IDEMSInternational / R-Instat

A statistics software package powered by R
http://r-instat.org/
GNU General Public License v3.0
38 stars 102 forks source link

Adding IPUMS data into R-Instat partly for Zambia conference? #5617

Open rdstern opened 4 years ago

rdstern commented 4 years ago

Here is the IPUMS home page: image

They are at many ISI conferences, promoting the use of "their" data. In preparation for our possible attendance and papers at this conference I downloaded the latest Zambia census, which is 2010. Could be interesting to analyse in 2020, because that is presumably when they will do their next census. So showing some analyses of 2010 could start users discussing change.

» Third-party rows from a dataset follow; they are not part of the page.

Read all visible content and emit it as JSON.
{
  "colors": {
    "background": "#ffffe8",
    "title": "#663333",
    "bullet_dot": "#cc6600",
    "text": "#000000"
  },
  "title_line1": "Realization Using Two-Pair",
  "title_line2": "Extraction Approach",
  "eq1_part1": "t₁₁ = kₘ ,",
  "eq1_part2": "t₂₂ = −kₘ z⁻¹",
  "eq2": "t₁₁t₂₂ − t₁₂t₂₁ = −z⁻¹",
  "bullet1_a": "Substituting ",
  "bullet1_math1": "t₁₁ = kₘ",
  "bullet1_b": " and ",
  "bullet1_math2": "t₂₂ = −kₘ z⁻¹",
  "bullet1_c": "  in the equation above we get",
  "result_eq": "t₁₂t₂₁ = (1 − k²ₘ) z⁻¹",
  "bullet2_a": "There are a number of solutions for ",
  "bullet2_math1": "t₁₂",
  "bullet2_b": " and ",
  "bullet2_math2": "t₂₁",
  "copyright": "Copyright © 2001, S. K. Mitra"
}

Here is the download page for me: image

So, I downloaded 118 variables from the 10% sample and found it has 1.3 million records. Our "ordinary" File > Open Data file actually works on the downloaded dat file, but loads it into a single variable!
I also downloaded the dat file, then the R file, which is very short, then the xml ddi file.
Here is my adaptation of their R file for R-Instat:

# NOTE: To load data, you must download both the extract's data and the DDI
# and also set the working directory to the folder with these files (or change the path below).

if (!require("ipumsr")) stop("Reading IPUMS data into R requires the ipumsr package. It can be installed using the following command: install.packages('ipumsr')")

zambia <-ipumsr:: ipums_example("C:/Users/RogerStern/Dropbox (SSD)/R-Instat Library Datasets/IPUMS")
ddi <- ipumsr::read_ipums_ddi("C:/Users/RogerStern/Dropbox (SSD)/R-Instat Library Datasets/IPUMS/ipumsi_00007.xml")
data <- ipumsr::read_ipums_micro(ddi)
data_book$import_data(data_tables=list(data=data))

I installed the ipumsr package (from within R-Instat) and ran this in the R-Instat script window. It worked - rather to my surprise.

It actually works very well in that the data all come in as numeric, but they are labelled and so the labels attach automatically when you make them into factors.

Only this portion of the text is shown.